Indigenous Fire Management: North Kimberley Fire Abatement Project
About the Implementing organization
Name: Kimberley Land Council
Year of establishment: 2978
Type of organization: Legally recognized non-profit status / Community enterprise or business / Indigenous group or organization
The North Kimberley Fire Abatement Project is a partnership between the Kimberley Land Council and Wunambal Gaambera, Balanggarra, Wilinggin and Dambimangari Native Title corporations that represent the Traditional Owners responsible for looking after and managing the country in the far North West Kimberley.
Native Title holders have undertaken the project to provide a sustainable means of looking after the natural and cultural values of their country while achieving real progress towards the objectives of economic independence and improving livelihoods.
The project involves Indigenous rangers conducting strategic burns on the country in the early dry season, in order to avoid and control big late season wildfires. By reducing greenhouse gas emissions, Native Title holders have been able to generate carbon credits from their native title lands.
The fire project enables Indigenous rangers and cultural elders to spend more time on country, take care of important cultural sites, share traditional knowledge across generations and complement the work undertaken on Indigenous Protected Areas. This project has already successfully abated over 400,000 tonnes of carbon dioxide equivalent.

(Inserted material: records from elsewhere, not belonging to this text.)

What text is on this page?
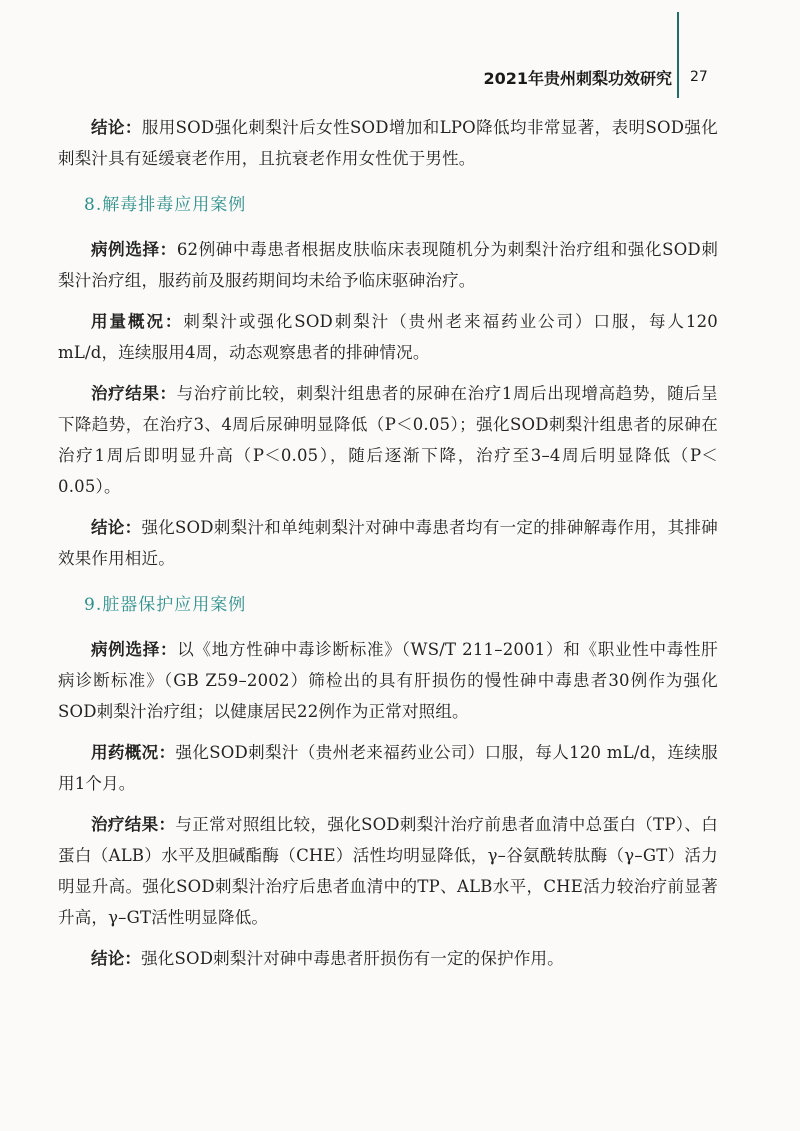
2021年贵州刺梨功效研究 27

结论：服用SOD强化刺梨汁后女性SOD增加和LPO降低均非常显著，表明SOD强化刺梨汁具有延缓衰老作用，且抗衰老作用女性优于男性。

8.解毒排毒应用案例

病例选择：62例砷中毒患者根据皮肤临床表现随机分为刺梨汁治疗组和强化SOD刺梨汁治疗组，服药前及服药期间均未给予临床驱砷治疗。

用量概况：刺梨汁或强化SOD刺梨汁（贵州老来福药业公司）口服，每人120 mL/d，连续服用4周，动态观察患者的排砷情况。

治疗结果：与治疗前比较，刺梨汁组患者的尿砷在治疗1周后出现增高趋势，随后呈下降趋势，在治疗3、4周后尿砷明显降低（P＜0.05）；强化SOD刺梨汁组患者的尿砷在治疗1周后即明显升高（P＜0.05），随后逐渐下降，治疗至3–4周后明显降低（P＜0.05）。

结论：强化SOD刺梨汁和单纯刺梨汁对砷中毒患者均有一定的排砷解毒作用，其排砷效果作用相近。

9.脏器保护应用案例

病例选择：以《地方性砷中毒诊断标准》（WS/T 211–2001）和《职业性中毒性肝病诊断标准》（GB Z59–2002）筛检出的具有肝损伤的慢性砷中毒患者30例作为强化SOD刺梨汁治疗组；以健康居民22例作为正常对照组。

用药概况：强化SOD刺梨汁（贵州老来福药业公司）口服，每人120 mL/d，连续服用1个月。

治疗结果：与正常对照组比较，强化SOD刺梨汁治疗前患者血清中总蛋白（TP）、白蛋白（ALB）水平及胆碱酯酶（CHE）活性均明显降低，γ–谷氨酰转肽酶（γ–GT）活力明显升高。强化SOD刺梨汁治疗后患者血清中的TP、ALB水平，CHE活力较治疗前显著升高，γ–GT活性明显降低。

结论：强化SOD刺梨汁对砷中毒患者肝损伤有一定的保护作用。
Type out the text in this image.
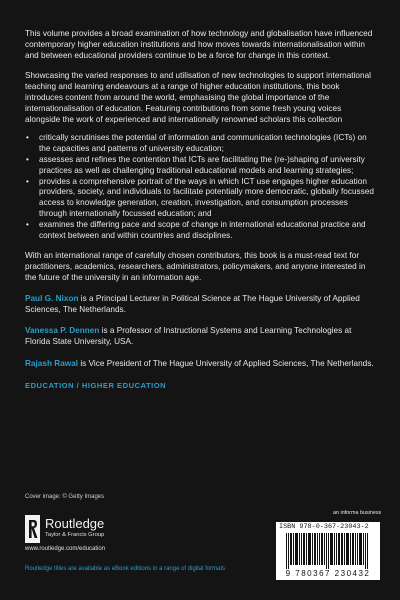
This volume provides a broad examination of how technology and globalisation have influenced contemporary higher education institutions and how moves towards internationalisation within and between educational providers continue to be a force for change in this context.

Showcasing the varied responses to and utilisation of new technologies to support international teaching and learning endeavours at a range of higher education institutions, this book introduces content from around the world, emphasising the global importance of the internationalisation of education. Featuring contributions from some fresh young voices alongside the work of experienced and internationally renowned scholars this collection

• critically scrutinises the potential of information and communication technologies (ICTs) on the capacities and patterns of university education;
• assesses and refines the contention that ICTs are facilitating the (re-)shaping of university practices as well as challenging traditional educational models and learning strategies;
• provides a comprehensive portrait of the ways in which ICT use engages higher education providers, society, and individuals to facilitate potentially more democratic, globally focussed access to knowledge generation, creation, investigation, and consumption processes through internationally focussed education; and
• examines the differing pace and scope of change in international educational practice and context between and within countries and disciplines.

With an international range of carefully chosen contributors, this book is a must-read text for practitioners, academics, researchers, administrators, policymakers, and anyone interested in the future of the university in an information age.

Paul G. Nixon is a Principal Lecturer in Political Science at The Hague University of Applied Sciences, The Netherlands.
Vanessa P. Dennen is a Professor of Instructional Systems and Learning Technologies at Florida State University, USA.
Rajash Rawal is Vice President of The Hague University of Applied Sciences, The Netherlands.
EDUCATION / HIGHER EDUCATION
Cover image: © Getty Images
Routledge
Taylor & Francis Group
www.routledge.com/education
Routledge titles are available as eBook editions in a range of digital formats
an informa business
ISBN 978-0-367-23043-2
9 780367 230432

Indigenous fire management presents a win-win opportunity for Traditional Owners, government and businesses as it reduces carbon emissions, delivers positive healthy country outcomes and supports the development of sustainable business opportunities in remote Indigenous communities.
Drylands / Wildlife
Type of Action
Protection / Sustainable use / Access and benefit sharing / Invasive species
Sustainable Development Element
Jobs and livelihoods / Disaster risk reduction / Climate action
We look to the knowledge of traditional burning to understand how to manage fire in the ‘right-way’. The smaller and less intense fires of traditional practices maintain more diverse habitats than wildfires that burn large areas. The loss of traditional fire regimes from the landscape and consequent shift to frequent, extensive fires has caused a range of negative impacts on biodiversity.
The Kimberley is a biodiversity hotspot, and home to vulnerable and endangered species, such as the Purple-crowned Fairy-wren, Gouldian Finch, Bilbies and the Northern Quoll. Research demonstrates that the combination of late season fire with increases in feral animals (cattle or cats) devastates the landscape and is the main driver of biodiversity declines. However, by controlling one of these two factors, it is possible to stop this decline. Increasing self-generated income to strengthen and grow the right way firework of Traditional Owners is critical to the continued health Kimberley landscape.
Sustainable Development Impacts
Although fire management is seasonal it provides months of employment, skills transfer and meaningful engagement for socially disadvantaged Indigenous people with the workforce. These are tangible outcomes not only for the people involved in on-country operations, but for the Indigenous communities nearby who benefit from the healthy country and bush tucker resources, improvement to pastoral lease pastures, and reduced risk to community infrastructure.
Fire-dependent ecosystems such as tropical dry forests and savannas cover around one-sixth of the global land surface. The prevalence of wildfire is predicted to increase as a result of climate change. NASA predicts that global fire activity could increase by between 5 and 35% by 2100 and that most of these increases will take place in these fire-dependent landscapes. By combining traditional knowledge with western science traditional fire management is reducing disaster risk and providing a solution to climate change.
Indigenous fire management of Australian landscape demonstrates it is possible to reduce wildfire by as much as 50% and largely eliminate destructive wildfire. In Australia, there are now 25 registered Indigenous-led Savanna Fire Management projects worth $90 million. Another 40 Savanna Fire Management projects have been developed by cattle stations in Northern Australia.
By 2020 Indigenous Fire Management projects in Northern Australia could reduce over 3.2 million tonnes CO2-e per annum, provide 1,100 jobs for local communities and deliver significant social, economic and environmental outcomes.
In 2013 Australian Aid invested $2.25m into the International Savanna Fire Management Initiative (ISFMI). The project explored the feasibility of exporting Australia’s groundbreaking technology to Asia, Africa and America. The ISFMI found widespread interest, as this technology could deliver the types of outcomes experienced in Australia, such as reduction of destructive wildfire, mitigation and adaptation, regeneration of Indigenous knowledge, economic and social benefits to poor and remote communities around the world.
Better fire management, through the application of Indigenous traditional fire management techniques, could lead to reductions in global wildfire emissions by as much as a half. Global greenhouse emissions could as result be reduced by as much as 750 million tonnes a year, with significant further emissions mitigation through carbon sequestration over the long term.